また、給料が「上がった」と回答した人に賃上げ率を聞いたところ、5%以上の昇給は全体の7.2%にとどまっていることが明らかとなった。約半数で昇給が行われていない実態からも、世間一般には春闘における平均賃上げ率5.4%に遠く及ばない状態であることが読み取れる。
給料が「上がった」と回答した人に昇給理由を聞いたところ、「職歴・評価等に基づく定期昇給(72.0%)」が最も多く、「物価高騰によるベースアップ(37.9%)」「会社業績によるベースアップ(18.6%)」と続いた。勤務先の規模を問わず7割超の企業で定期昇給が行われた一方、「会社業績によるベースアップ」では、報酬が会社業績に連動しやすい役職者や、近年の業績が好調な大企業で実施されやすい傾向に。また、「物価高騰によるベースアップ」は中小企業(29.7%)と大企業(47.5%~48.0%)で約20ポイントの差が生じ、物価上昇に対する賃上げの取り組み状況に大きな差があることが明らかとなった。

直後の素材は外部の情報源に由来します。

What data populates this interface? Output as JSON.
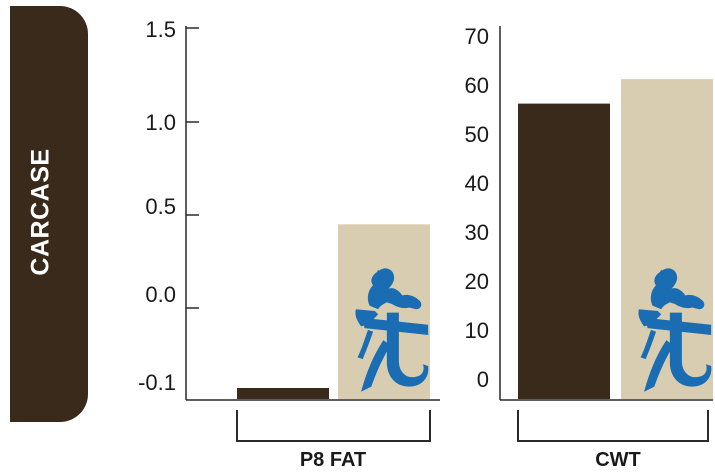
{
  "side_tab": {
    "label": "CARCASE"
  },
  "colors": {
    "dark_bar": "#3a2a1c",
    "light_bar": "#d8cdb0",
    "logo_blue": "#1b6db3",
    "side_tab": "#3a2a1c"
  },
  "logo_icon": "horse-rider-icon",
  "chart_data": [
    {
      "type": "bar",
      "category": "P8 FAT",
      "title": "",
      "ylabel": "",
      "y_tick_labels": [
        "-0.1",
        "0.0",
        "0.5",
        "1.0",
        "1.5"
      ],
      "series": [
        {
          "color": "#3a2a1c",
          "values": [
            -0.03
          ]
        },
        {
          "color": "#d8cdb0",
          "values": [
            0.45
          ]
        }
      ],
      "grid": false,
      "legend": "none"
    },
    {
      "type": "bar",
      "category": "CWT",
      "title": "",
      "ylabel": "",
      "y_tick_labels": [
        "0",
        "10",
        "20",
        "30",
        "40",
        "50",
        "60",
        "70"
      ],
      "ylim": [
        -5,
        70
      ],
      "series": [
        {
          "color": "#3a2a1c",
          "values": [
            56
          ]
        },
        {
          "color": "#d8cdb0",
          "values": [
            61
          ]
        }
      ],
      "grid": false,
      "legend": "none"
    }
  ]
}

同社は「円安などの影響から物価高が進み、賃上げが求められる中、春闘の平均賃上げ率(5.4%)は、2025年3月の物価上昇指数(3.6%)を上回り、一見すると、大半の企業で物価上昇以上の賃上げが行われているようにみえる。しかし、調査の結果からは、5%以上の賃上げが実現している人は全体の1割にも満たず、変わらないと回答した人を含めた半数以上で、昇給が物価上昇に追い付いていない実態が明らかとなった。理由として、賃上げが進んでいる大企業層では業績が良好な状態であるのに対し、中小企業層にその余波が届いておらず、賃上げのための利益確保に至っていないことが考えられる」としている。